Examination may show a plantarflexed first ray, with or without significant swelling. Sesamoid problems may be more common in patients with hallux valgus. There may be evidence of degenerative change throughout the MTP joint (hallux rigidus). A callus is often present under the MT head. There is usually point tenderness over the affected sesamoid, which may be exacerbated by compression or friction against the metatarsal head.
One could make the diagnosis with examination and correlating history; however, imaging with plain films is important to rule out fracture and the treatment will be different if there is an occult fracture. Standing AP and lateral forefoot films will demonstrate bipartite sesamoids and OA, but a better view is usually obtained with an axial skyline view of the sesamoids with the MTPJ in dorsiflexion.
An isotope bone scan will usually show a stress fracture and may be more accurate than an MR, although there is no real comparative data. MR will show articular problems in the MTP joint and any soft-tissue element to the problem, but this is often not relevant.

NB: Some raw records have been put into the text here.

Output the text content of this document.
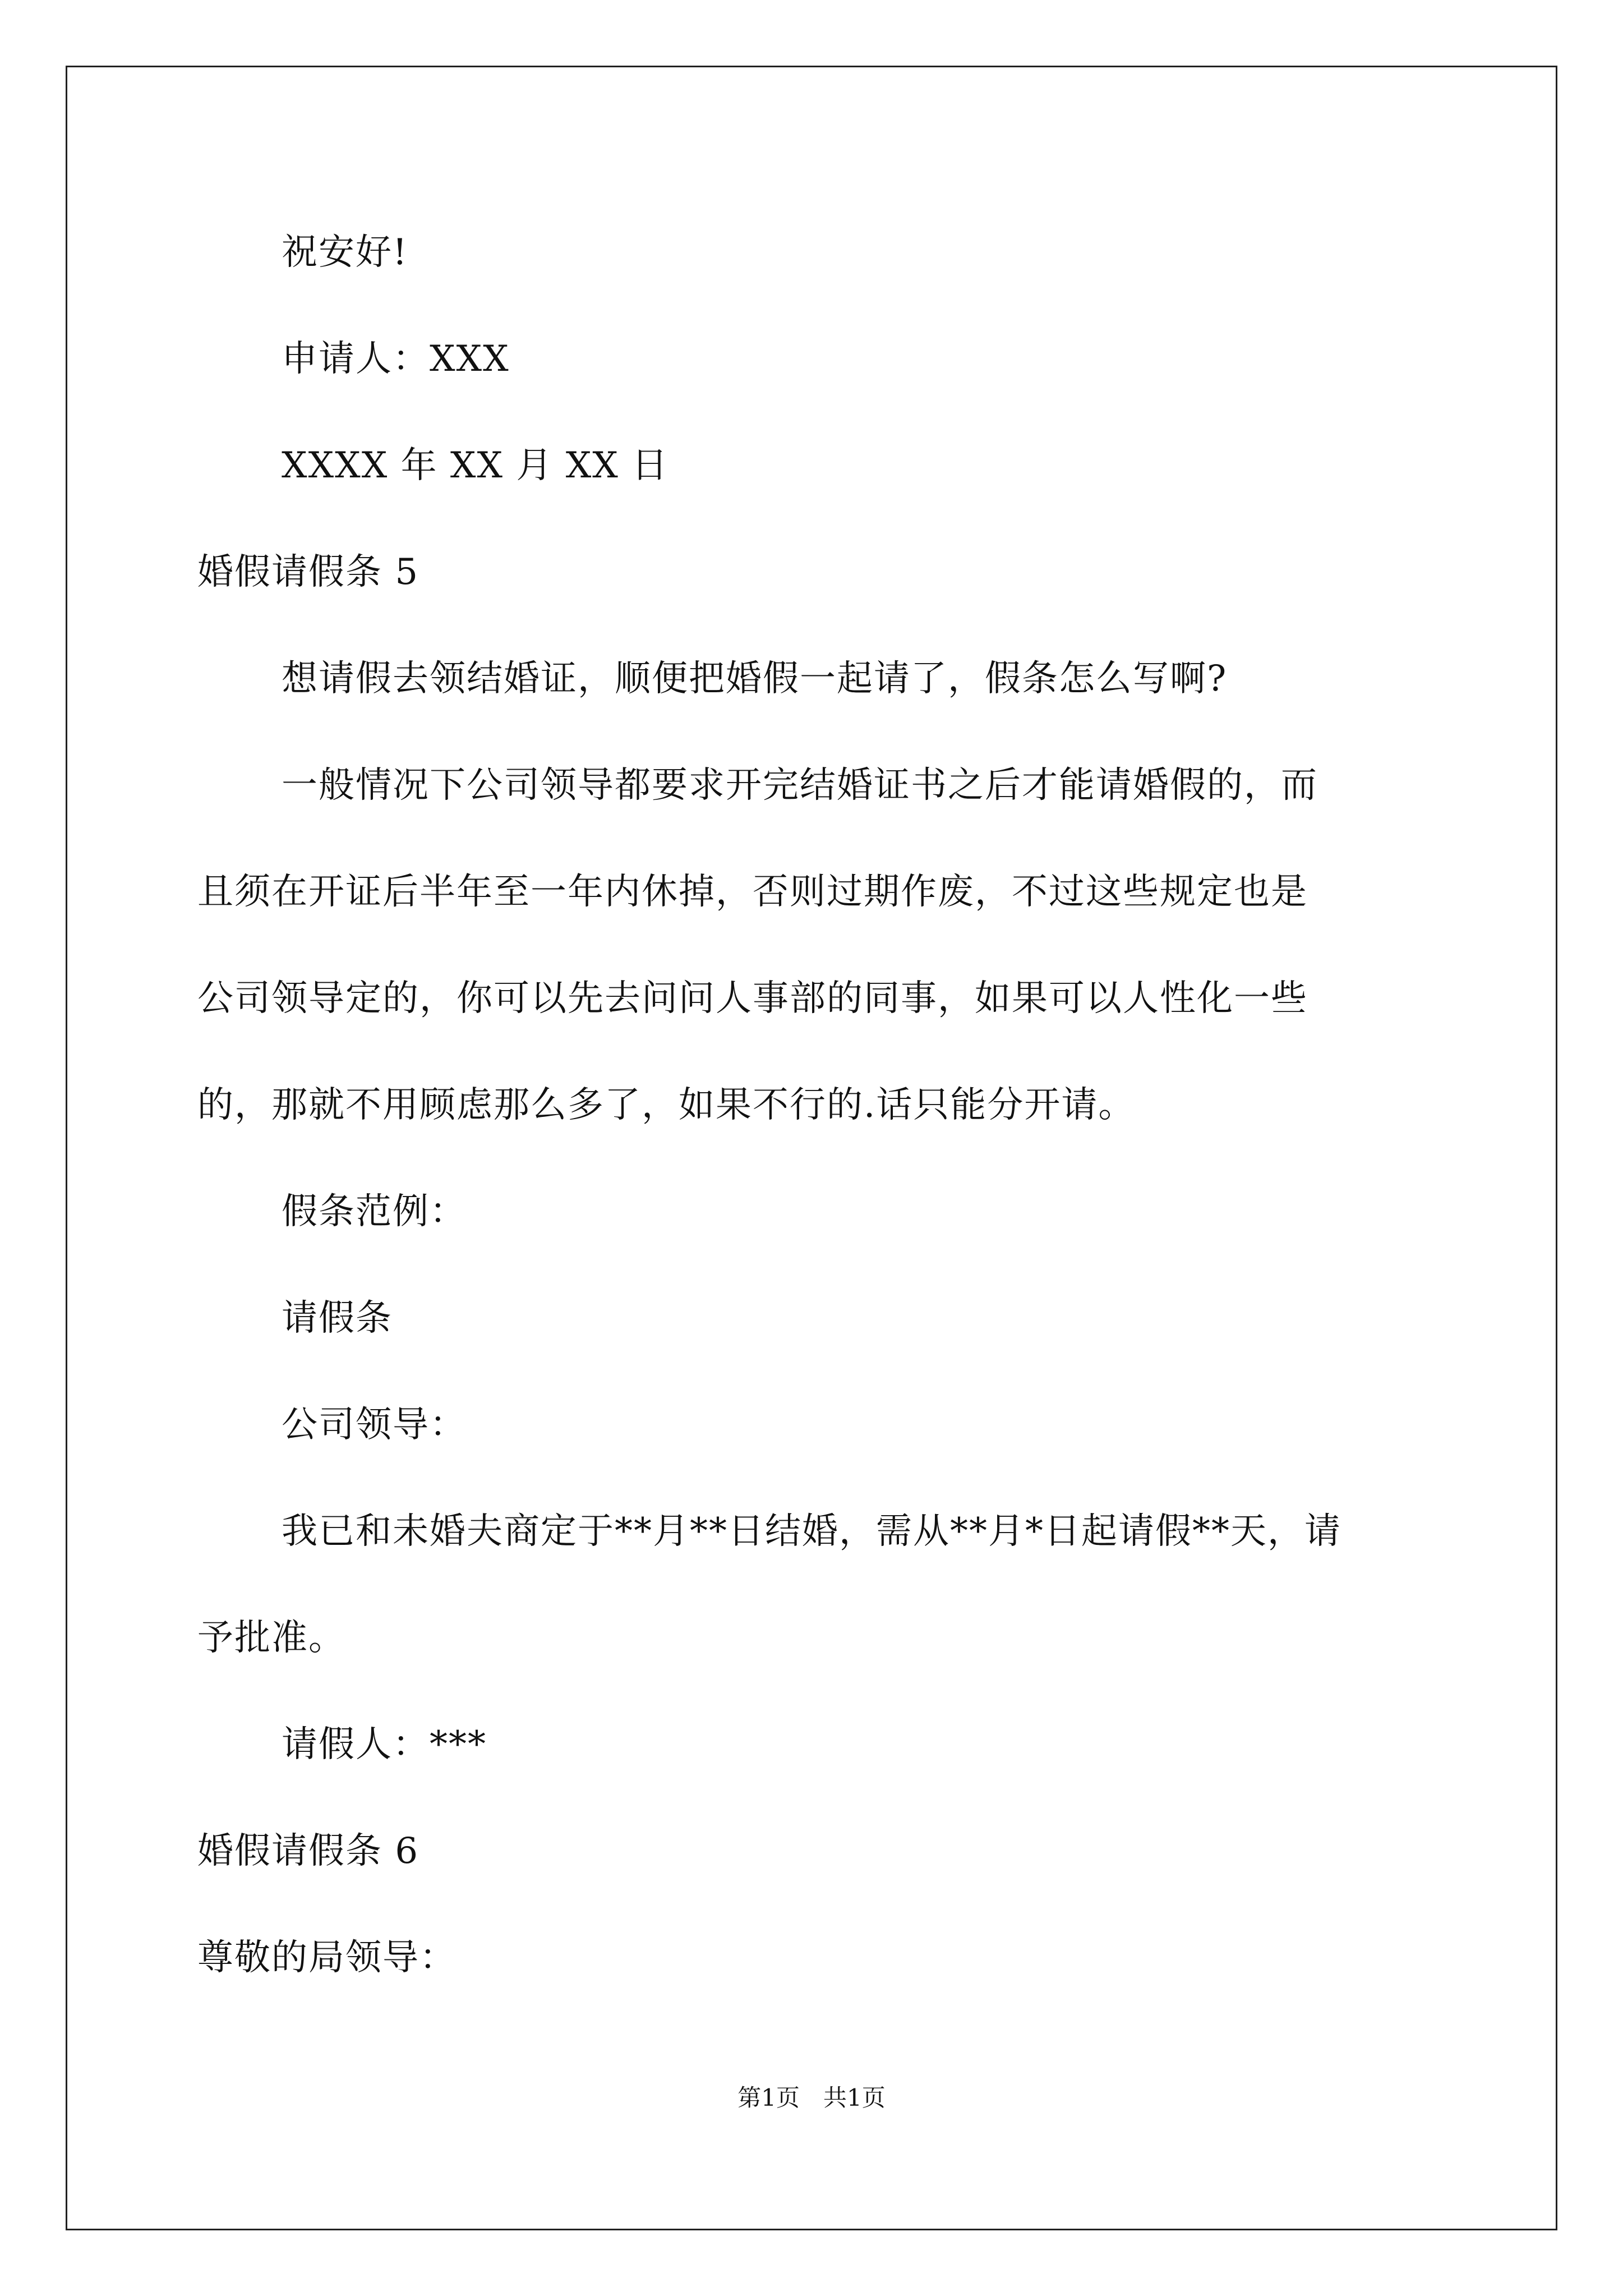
祝安好!
申请人：XXX
XXXX 年 XX 月 XX 日
婚假请假条 5
想请假去领结婚证，顺便把婚假一起请了，假条怎么写啊?
一般情况下公司领导都要求开完结婚证书之后才能请婚假的，而
且须在开证后半年至一年内休掉，否则过期作废，不过这些规定也是
公司领导定的，你可以先去问问人事部的同事，如果可以人性化一些
的，那就不用顾虑那么多了，如果不行的.话只能分开请。
假条范例：
请假条
公司领导：
我已和未婚夫商定于**月**日结婚，需从**月*日起请假**天，请
予批准。
请假人：***
婚假请假条 6
尊敬的局领导：
第1页　共1页
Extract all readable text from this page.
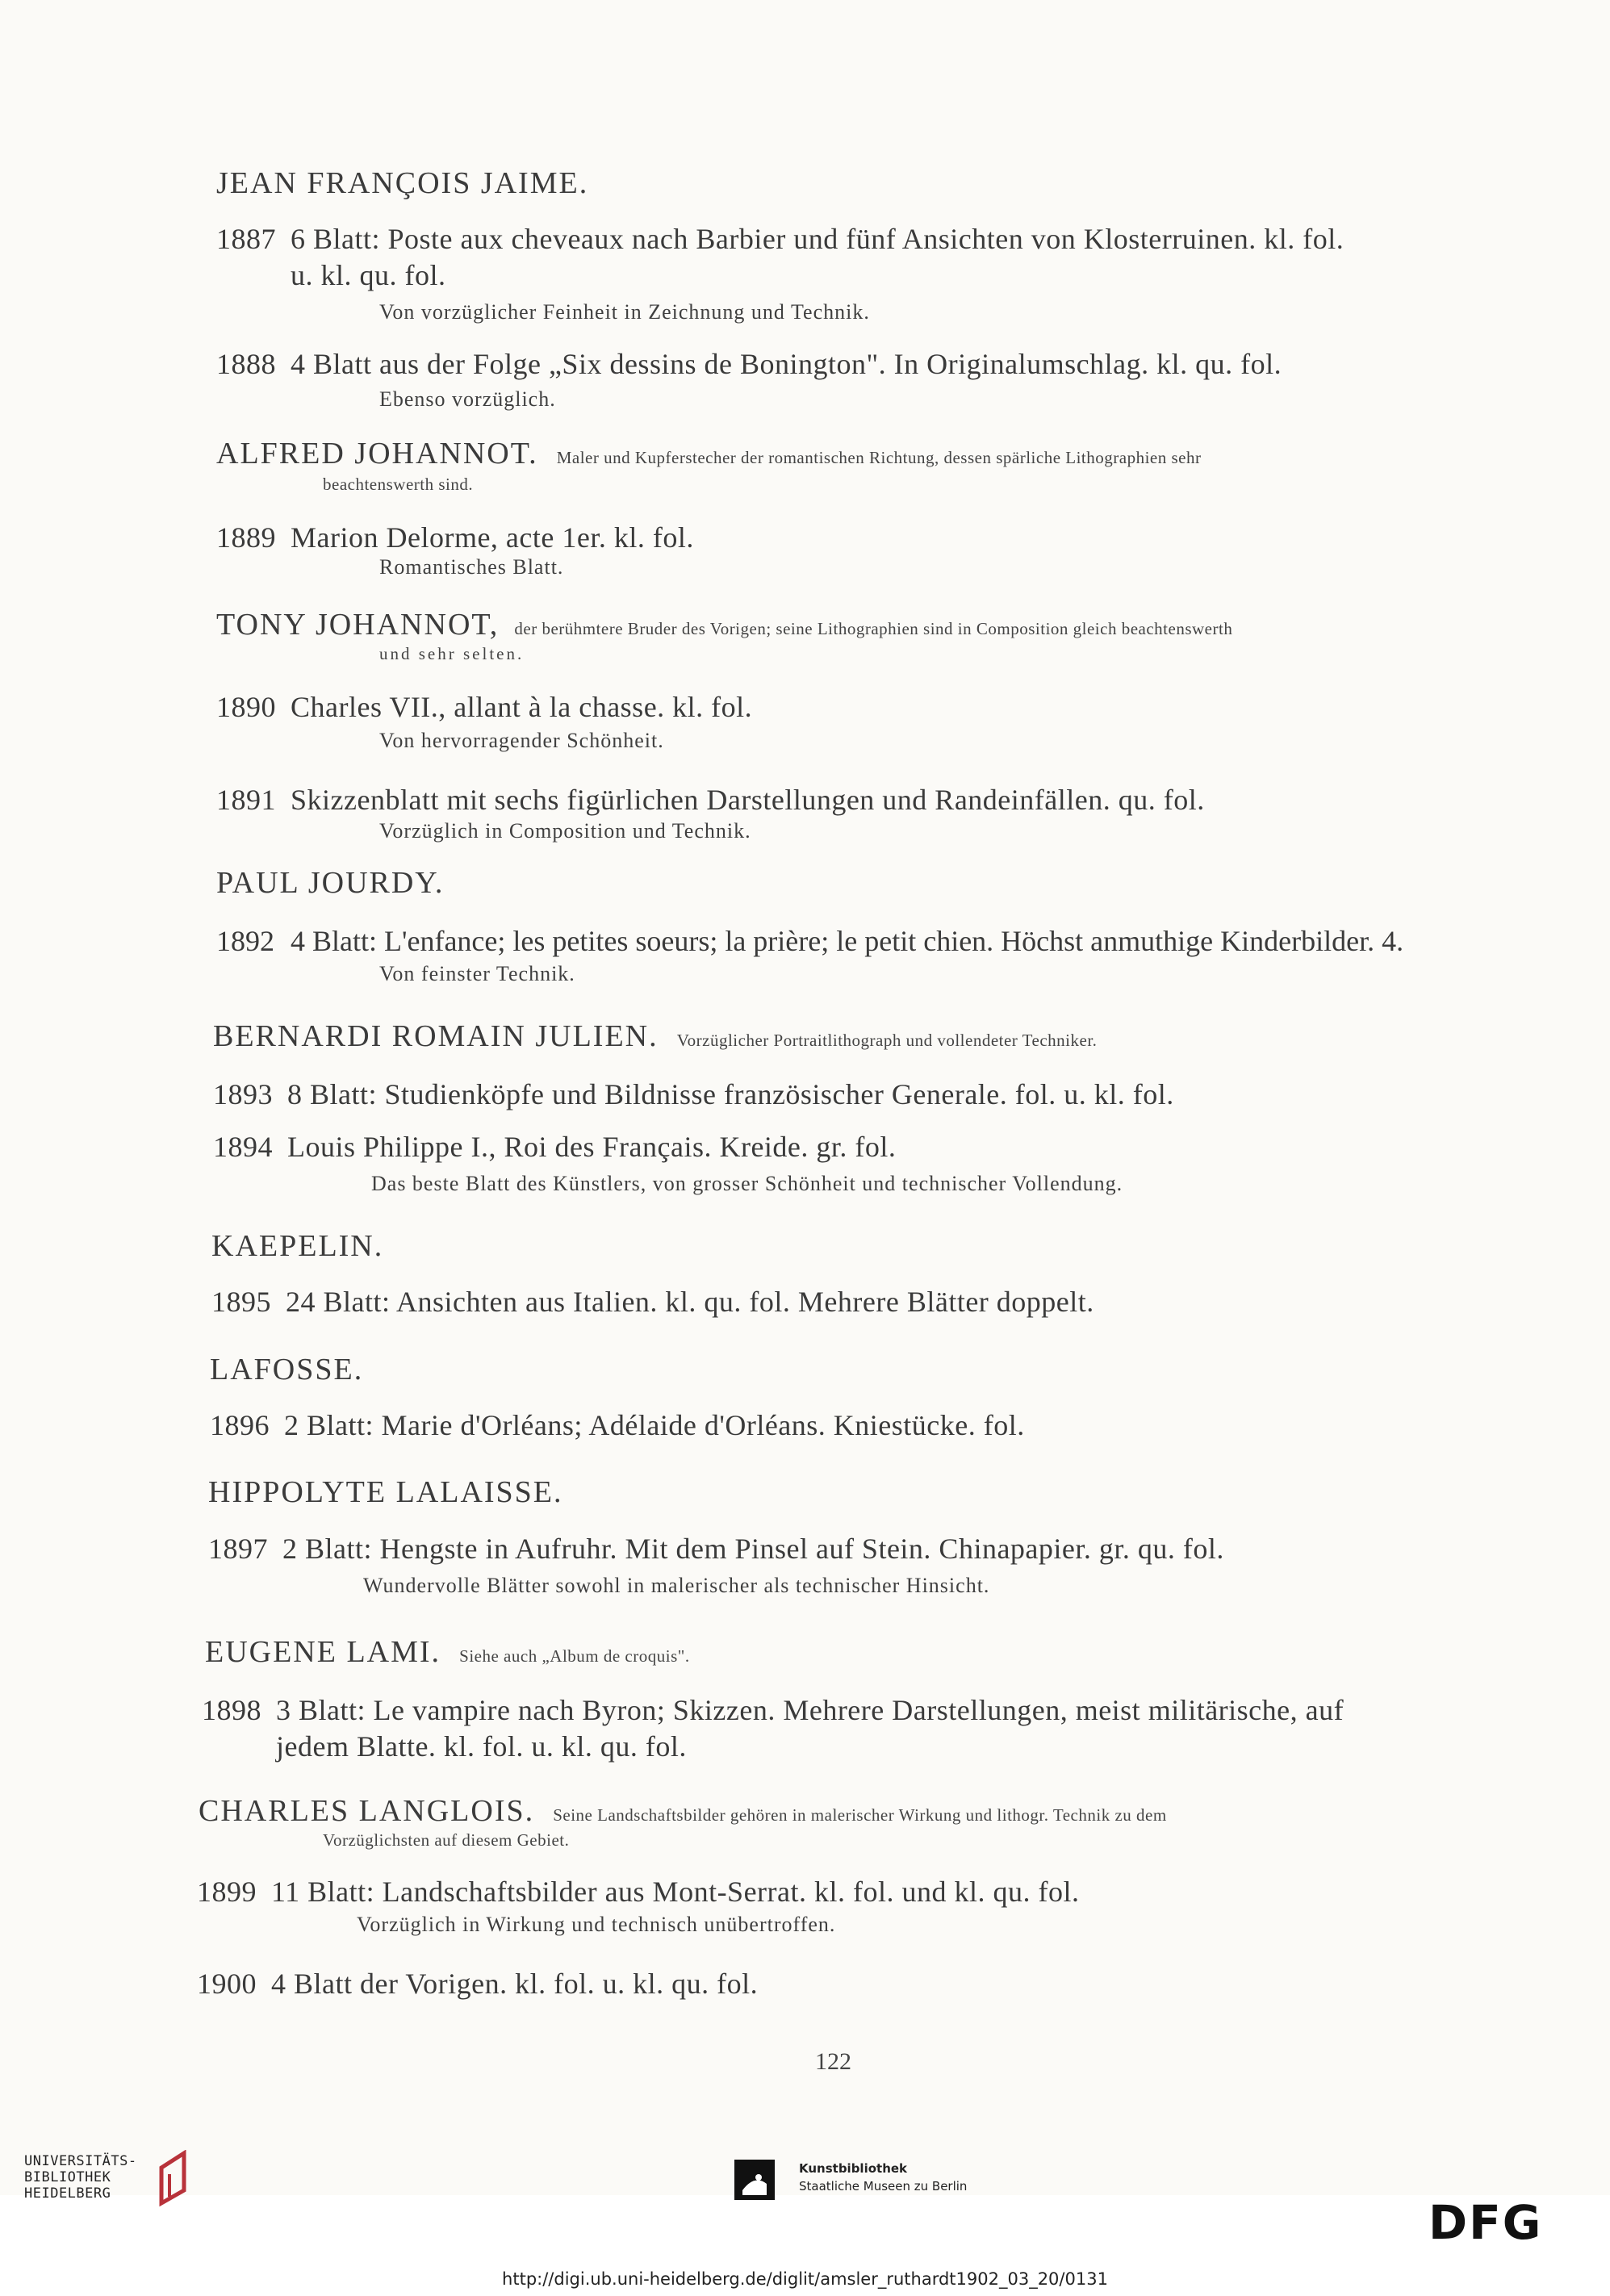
JEAN FRANÇOIS JAIME.
1887 6 Blatt: Poste aux cheveaux nach Barbier und fünf Ansichten von Klosterruinen. kl. fol.
u. kl. qu. fol.
Von vorzüglicher Feinheit in Zeichnung und Technik.
1888 4 Blatt aus der Folge „Six dessins de Bonington". In Originalumschlag. kl. qu. fol.
Ebenso vorzüglich.
ALFRED JOHANNOT. Maler und Kupferstecher der romantischen Richtung, dessen spärliche Lithographien sehr
beachtenswerth sind.
1889 Marion Delorme, acte 1er. kl. fol.
Romantisches Blatt.
TONY JOHANNOT, der berühmtere Bruder des Vorigen; seine Lithographien sind in Composition gleich beachtenswerth
und sehr selten.
1890 Charles VII., allant à la chasse. kl. fol.
Von hervorragender Schönheit.
1891 Skizzenblatt mit sechs figürlichen Darstellungen und Randeinfällen. qu. fol.
Vorzüglich in Composition und Technik.
PAUL JOURDY.
1892 4 Blatt: L'enfance; les petites soeurs; la prière; le petit chien. Höchst anmuthige Kinderbilder. 4.
Von feinster Technik.
BERNARDI ROMAIN JULIEN. Vorzüglicher Portraitlithograph und vollendeter Techniker.
1893 8 Blatt: Studienköpfe und Bildnisse französischer Generale. fol. u. kl. fol.
1894 Louis Philippe I., Roi des Français. Kreide. gr. fol.
Das beste Blatt des Künstlers, von grosser Schönheit und technischer Vollendung.
KAEPELIN.
1895 24 Blatt: Ansichten aus Italien. kl. qu. fol. Mehrere Blätter doppelt.
LAFOSSE.
1896 2 Blatt: Marie d'Orléans; Adélaide d'Orléans. Kniestücke. fol.
HIPPOLYTE LALAISSE.
1897 2 Blatt: Hengste in Aufruhr. Mit dem Pinsel auf Stein. Chinapapier. gr. qu. fol.
Wundervolle Blätter sowohl in malerischer als technischer Hinsicht.
EUGENE LAMI. Siehe auch „Album de croquis".
1898 3 Blatt: Le vampire nach Byron; Skizzen. Mehrere Darstellungen, meist militärische, auf
jedem Blatte. kl. fol. u. kl. qu. fol.
CHARLES LANGLOIS. Seine Landschaftsbilder gehören in malerischer Wirkung und lithogr. Technik zu dem
Vorzüglichsten auf diesem Gebiet.
1899 11 Blatt: Landschaftsbilder aus Mont-Serrat. kl. fol. und kl. qu. fol.
Vorzüglich in Wirkung und technisch unübertroffen.
1900 4 Blatt der Vorigen. kl. fol. u. kl. qu. fol.
122
UNIVERSITÄTS-
BIBLIOTHEK
HEIDELBERG
Kunstbibliothek
Staatliche Museen zu Berlin
DFG
http://digi.ub.uni-heidelberg.de/diglit/amsler_ruthardt1902_03_20/0131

Treating Sesamoid Injuries
Acute care should include PRICE: Protection, Rest, Ice, Compression and Elevation. Restricting activity and offloading the first MTP joint, which usually involves an insole with a cut-out or pad or a modified rocker shoe, will help most patients. Of course, explanation and simple advice about shoes and analgesia should also be given.
If there is an occult fracture, more aggressive treatment will be required, including a period of immobility accomplished by placing the foot in a special boot to take all the weight off the forefoot. Some patients will need to be on crutches. Any exercise program should be delayed during the healing process. Anti-inflammatory meds may also be needed to reduce the inflammation.
Physical therapy can be used to bring increased circulation to the area and limit inflammation and pain over the long term. Functional orthotics with special accommodation to offload the sesamoids (the same as patients with a simple stress fracture) can be used once the patient is sufficiently improved to be out of the boot. In some cases, cortisone injections can be used to reduce the inflammation around the bones. Most patients will respond to conservative treatment, but will need orthotics to protect the injury from recurring.
Turf toe, sesamoiditis and hallux rigidus are a functionally interconnected set of injuries. These problems can impair the ability to run. In severe cases, a patient may consider giving up their sport permanently. Surgery may even be needed if the patient does not respond to conservative treatment.